Where you would be laid to rest

We all realized that you were no extraordinary person

But a man who had lived to the fullest as a lecturer, journalist, creative writer,

Folklorist, musician, church elder, husband, father…

You are gone but not forgotten

For we still find solutions when we read your Sekani’s Solution’s

We know it is part of life to be disapproved when we read A Bitter Disapproval

And, of course, we always feel lucky when we read The Luck Charm

 

Pumulaninge m’mtende Dada Tito

Pumulaninge m’mtende

 

 

Like Old Nyaviyuyi yours was a life well performed, well done

That’s why Mourners descended on Chigude from all walks of life

Some on foot, others a variety of limousines

Defying the mud-studded angry road

 

That Friday afternoon

You lay peacefully in that glittering casket

Engulfed by men’s and women’s guilds in white

Forming a sea of angels, epicentred by your body

We all marveled at the spiritual electricity

That hovered over Chigude like a dark cloud

 

Eulogies flowed: the church, the university, friends, and relatives

In particular, Languages and Literature Department cried foul:

Commas, full stops, semi-colons et cetera known as ‘titos’

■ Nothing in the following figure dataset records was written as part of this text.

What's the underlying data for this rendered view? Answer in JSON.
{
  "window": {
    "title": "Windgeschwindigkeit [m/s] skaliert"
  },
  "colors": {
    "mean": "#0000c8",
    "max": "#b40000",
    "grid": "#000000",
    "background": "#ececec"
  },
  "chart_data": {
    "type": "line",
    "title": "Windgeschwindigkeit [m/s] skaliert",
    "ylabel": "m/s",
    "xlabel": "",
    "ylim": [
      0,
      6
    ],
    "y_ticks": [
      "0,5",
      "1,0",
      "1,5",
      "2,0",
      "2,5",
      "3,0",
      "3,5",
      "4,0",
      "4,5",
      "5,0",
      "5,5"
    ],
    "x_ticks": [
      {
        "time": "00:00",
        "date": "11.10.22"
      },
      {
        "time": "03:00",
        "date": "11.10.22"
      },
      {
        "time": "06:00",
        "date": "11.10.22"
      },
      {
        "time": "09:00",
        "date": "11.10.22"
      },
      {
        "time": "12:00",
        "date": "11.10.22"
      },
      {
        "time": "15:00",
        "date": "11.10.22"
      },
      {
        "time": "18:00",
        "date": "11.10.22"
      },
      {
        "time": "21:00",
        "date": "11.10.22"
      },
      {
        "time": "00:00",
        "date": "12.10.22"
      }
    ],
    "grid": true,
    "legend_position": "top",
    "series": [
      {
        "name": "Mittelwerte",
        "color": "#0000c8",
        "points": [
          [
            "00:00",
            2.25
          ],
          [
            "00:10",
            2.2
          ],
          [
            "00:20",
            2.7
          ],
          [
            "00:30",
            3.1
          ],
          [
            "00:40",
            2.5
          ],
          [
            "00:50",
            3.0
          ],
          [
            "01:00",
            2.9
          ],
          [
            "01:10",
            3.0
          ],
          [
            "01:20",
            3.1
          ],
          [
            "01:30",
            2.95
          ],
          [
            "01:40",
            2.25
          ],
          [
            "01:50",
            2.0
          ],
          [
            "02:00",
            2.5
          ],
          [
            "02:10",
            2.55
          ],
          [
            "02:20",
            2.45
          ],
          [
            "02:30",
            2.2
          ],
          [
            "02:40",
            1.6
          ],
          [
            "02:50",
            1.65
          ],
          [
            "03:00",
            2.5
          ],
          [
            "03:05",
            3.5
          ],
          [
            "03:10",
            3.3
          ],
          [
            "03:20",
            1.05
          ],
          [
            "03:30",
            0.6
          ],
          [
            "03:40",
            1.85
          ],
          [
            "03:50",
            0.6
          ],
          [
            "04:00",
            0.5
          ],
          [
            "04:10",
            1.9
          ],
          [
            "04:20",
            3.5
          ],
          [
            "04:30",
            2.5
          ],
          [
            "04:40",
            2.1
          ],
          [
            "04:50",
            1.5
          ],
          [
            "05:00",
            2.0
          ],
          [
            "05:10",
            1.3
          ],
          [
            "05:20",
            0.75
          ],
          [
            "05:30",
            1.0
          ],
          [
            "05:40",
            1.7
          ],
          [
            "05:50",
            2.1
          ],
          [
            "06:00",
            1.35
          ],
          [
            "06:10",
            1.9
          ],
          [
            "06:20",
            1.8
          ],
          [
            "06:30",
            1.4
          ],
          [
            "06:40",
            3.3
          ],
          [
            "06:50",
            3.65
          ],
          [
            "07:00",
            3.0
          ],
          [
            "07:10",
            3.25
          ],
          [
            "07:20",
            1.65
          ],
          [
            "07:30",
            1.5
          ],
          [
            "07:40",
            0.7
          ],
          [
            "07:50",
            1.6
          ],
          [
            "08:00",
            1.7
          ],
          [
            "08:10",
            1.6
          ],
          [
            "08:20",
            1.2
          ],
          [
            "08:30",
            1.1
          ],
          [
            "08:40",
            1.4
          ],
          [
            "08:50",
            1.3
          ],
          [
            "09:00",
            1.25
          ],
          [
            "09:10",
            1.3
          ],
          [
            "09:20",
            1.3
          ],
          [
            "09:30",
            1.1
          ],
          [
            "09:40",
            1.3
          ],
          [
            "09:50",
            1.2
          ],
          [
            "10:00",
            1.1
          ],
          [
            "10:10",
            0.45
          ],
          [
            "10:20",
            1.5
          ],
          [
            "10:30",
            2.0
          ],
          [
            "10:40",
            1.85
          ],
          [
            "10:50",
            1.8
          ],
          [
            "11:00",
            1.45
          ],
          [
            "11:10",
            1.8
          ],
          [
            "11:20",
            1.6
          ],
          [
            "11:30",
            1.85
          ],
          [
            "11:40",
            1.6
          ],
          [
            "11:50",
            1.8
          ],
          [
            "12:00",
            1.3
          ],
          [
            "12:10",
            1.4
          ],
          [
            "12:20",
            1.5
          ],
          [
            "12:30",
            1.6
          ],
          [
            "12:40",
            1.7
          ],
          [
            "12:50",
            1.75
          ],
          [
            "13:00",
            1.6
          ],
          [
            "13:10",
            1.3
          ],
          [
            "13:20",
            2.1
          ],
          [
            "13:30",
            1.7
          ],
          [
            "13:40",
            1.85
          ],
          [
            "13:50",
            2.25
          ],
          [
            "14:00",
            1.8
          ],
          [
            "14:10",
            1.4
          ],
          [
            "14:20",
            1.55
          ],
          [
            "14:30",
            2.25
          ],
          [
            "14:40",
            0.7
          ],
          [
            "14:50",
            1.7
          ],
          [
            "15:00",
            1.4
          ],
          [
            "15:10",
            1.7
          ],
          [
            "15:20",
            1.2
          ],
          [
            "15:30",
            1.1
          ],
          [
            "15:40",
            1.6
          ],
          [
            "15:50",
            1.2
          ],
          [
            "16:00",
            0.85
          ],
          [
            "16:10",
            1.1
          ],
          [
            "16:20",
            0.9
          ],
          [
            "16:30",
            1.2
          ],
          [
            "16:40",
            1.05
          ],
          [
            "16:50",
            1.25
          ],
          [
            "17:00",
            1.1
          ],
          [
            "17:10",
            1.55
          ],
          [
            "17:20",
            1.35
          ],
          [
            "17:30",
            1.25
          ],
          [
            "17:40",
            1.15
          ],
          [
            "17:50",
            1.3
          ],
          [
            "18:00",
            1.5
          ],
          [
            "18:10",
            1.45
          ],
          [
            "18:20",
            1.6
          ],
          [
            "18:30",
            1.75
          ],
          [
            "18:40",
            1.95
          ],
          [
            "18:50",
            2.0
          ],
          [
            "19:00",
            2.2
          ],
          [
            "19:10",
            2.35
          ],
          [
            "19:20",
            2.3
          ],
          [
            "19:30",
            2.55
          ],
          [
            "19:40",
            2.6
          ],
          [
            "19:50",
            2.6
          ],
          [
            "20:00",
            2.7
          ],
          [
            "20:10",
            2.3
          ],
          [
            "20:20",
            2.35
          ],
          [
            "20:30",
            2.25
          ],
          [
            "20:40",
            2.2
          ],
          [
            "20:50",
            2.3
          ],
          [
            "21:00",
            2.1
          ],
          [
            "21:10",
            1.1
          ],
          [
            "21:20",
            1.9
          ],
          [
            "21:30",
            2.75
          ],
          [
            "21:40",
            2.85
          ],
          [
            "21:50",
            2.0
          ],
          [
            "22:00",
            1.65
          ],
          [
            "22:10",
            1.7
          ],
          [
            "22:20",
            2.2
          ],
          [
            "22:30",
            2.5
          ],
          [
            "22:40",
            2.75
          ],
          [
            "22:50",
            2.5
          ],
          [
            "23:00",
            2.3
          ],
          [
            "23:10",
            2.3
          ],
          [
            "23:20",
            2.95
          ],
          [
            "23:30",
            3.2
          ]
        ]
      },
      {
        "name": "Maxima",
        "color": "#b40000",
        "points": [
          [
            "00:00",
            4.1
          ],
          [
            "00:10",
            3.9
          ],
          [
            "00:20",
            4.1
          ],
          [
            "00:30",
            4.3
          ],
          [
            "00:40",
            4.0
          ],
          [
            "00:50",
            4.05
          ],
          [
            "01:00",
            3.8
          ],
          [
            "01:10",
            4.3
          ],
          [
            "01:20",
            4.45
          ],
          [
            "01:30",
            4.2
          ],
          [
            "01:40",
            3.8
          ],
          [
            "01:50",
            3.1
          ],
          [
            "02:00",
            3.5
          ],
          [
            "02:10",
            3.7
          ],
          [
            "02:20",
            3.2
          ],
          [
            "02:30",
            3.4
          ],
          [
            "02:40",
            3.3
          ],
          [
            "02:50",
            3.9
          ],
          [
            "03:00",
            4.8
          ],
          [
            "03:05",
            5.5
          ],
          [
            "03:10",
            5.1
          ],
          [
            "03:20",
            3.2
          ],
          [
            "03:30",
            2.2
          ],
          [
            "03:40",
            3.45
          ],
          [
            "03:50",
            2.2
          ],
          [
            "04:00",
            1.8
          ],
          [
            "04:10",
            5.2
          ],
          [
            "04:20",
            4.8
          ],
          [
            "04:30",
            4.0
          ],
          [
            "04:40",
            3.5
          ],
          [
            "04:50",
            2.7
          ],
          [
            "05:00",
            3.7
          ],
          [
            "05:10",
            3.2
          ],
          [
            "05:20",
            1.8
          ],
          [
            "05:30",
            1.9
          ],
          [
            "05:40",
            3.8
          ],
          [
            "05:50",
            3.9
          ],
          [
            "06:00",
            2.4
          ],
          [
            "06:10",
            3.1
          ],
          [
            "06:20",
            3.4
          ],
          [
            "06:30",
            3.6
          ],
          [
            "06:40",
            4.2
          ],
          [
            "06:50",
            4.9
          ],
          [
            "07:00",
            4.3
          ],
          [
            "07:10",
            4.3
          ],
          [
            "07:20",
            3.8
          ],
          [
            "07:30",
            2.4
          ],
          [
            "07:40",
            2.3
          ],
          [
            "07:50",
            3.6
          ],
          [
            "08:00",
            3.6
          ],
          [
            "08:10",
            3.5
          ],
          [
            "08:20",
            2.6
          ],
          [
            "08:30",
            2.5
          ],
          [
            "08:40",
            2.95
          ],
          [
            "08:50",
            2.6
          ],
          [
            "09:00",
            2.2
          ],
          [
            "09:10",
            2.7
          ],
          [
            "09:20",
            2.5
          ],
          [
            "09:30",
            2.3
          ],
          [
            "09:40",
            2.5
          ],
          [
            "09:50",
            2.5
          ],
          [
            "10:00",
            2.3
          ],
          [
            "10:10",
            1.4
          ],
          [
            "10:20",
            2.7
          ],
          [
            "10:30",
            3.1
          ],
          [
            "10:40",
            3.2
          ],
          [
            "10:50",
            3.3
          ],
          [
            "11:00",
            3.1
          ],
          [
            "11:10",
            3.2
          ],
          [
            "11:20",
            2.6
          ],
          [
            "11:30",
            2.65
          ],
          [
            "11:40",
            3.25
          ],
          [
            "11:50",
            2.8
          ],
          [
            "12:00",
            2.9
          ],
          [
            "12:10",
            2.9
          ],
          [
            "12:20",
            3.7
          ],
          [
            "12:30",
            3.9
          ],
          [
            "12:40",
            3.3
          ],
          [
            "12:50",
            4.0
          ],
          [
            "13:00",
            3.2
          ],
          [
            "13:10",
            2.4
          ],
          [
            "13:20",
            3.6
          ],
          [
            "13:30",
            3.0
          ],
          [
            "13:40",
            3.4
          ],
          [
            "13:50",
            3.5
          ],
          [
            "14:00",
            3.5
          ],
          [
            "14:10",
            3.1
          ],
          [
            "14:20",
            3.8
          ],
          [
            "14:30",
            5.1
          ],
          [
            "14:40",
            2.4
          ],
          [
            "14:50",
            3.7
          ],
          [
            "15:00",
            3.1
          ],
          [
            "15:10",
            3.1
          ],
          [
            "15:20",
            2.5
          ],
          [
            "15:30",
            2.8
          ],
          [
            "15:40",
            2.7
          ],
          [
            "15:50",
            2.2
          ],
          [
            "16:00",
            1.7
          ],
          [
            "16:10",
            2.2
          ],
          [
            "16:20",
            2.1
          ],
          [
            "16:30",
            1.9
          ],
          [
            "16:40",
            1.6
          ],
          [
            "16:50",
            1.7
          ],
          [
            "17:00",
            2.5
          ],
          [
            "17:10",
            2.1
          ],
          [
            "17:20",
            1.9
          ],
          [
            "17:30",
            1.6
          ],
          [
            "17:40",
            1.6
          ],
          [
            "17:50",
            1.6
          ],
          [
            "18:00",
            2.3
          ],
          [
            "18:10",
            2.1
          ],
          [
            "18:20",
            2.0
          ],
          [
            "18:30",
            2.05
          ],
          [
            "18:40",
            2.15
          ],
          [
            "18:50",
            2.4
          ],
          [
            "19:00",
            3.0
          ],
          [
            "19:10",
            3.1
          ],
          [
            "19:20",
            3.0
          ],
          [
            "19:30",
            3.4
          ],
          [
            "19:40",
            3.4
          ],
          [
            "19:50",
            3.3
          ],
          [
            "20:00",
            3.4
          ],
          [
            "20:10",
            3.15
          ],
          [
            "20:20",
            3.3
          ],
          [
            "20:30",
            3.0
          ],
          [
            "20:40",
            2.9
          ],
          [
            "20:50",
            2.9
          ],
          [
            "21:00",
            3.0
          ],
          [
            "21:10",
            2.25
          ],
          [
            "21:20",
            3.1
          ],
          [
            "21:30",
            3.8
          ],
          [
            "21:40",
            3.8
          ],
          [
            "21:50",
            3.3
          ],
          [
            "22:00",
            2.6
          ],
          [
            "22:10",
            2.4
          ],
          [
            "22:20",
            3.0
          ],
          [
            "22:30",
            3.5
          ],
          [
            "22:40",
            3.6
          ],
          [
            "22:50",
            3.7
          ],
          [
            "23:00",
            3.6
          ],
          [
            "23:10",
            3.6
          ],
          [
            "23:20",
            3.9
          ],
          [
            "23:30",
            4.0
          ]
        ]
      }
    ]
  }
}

Shall we no longer behold during moderation

For it was his talent to identify missing, misplacement in exam papers

Who will tito us then NOW that he is gone?

 

Paradoxically, the casket looked beautiful as it got lowered into the graveyard

It harbored Tito on his road to the unknown world

Oh! Our Tito was really gone?

He is really gone?

Grabbed within earshot and eyesight

When we all had thought he would recover

When courses were already allocated to him to resume lectures on 17 March.

Farewell Tito in your eternal bliss!

Till we meet again in the Lord’s bosom!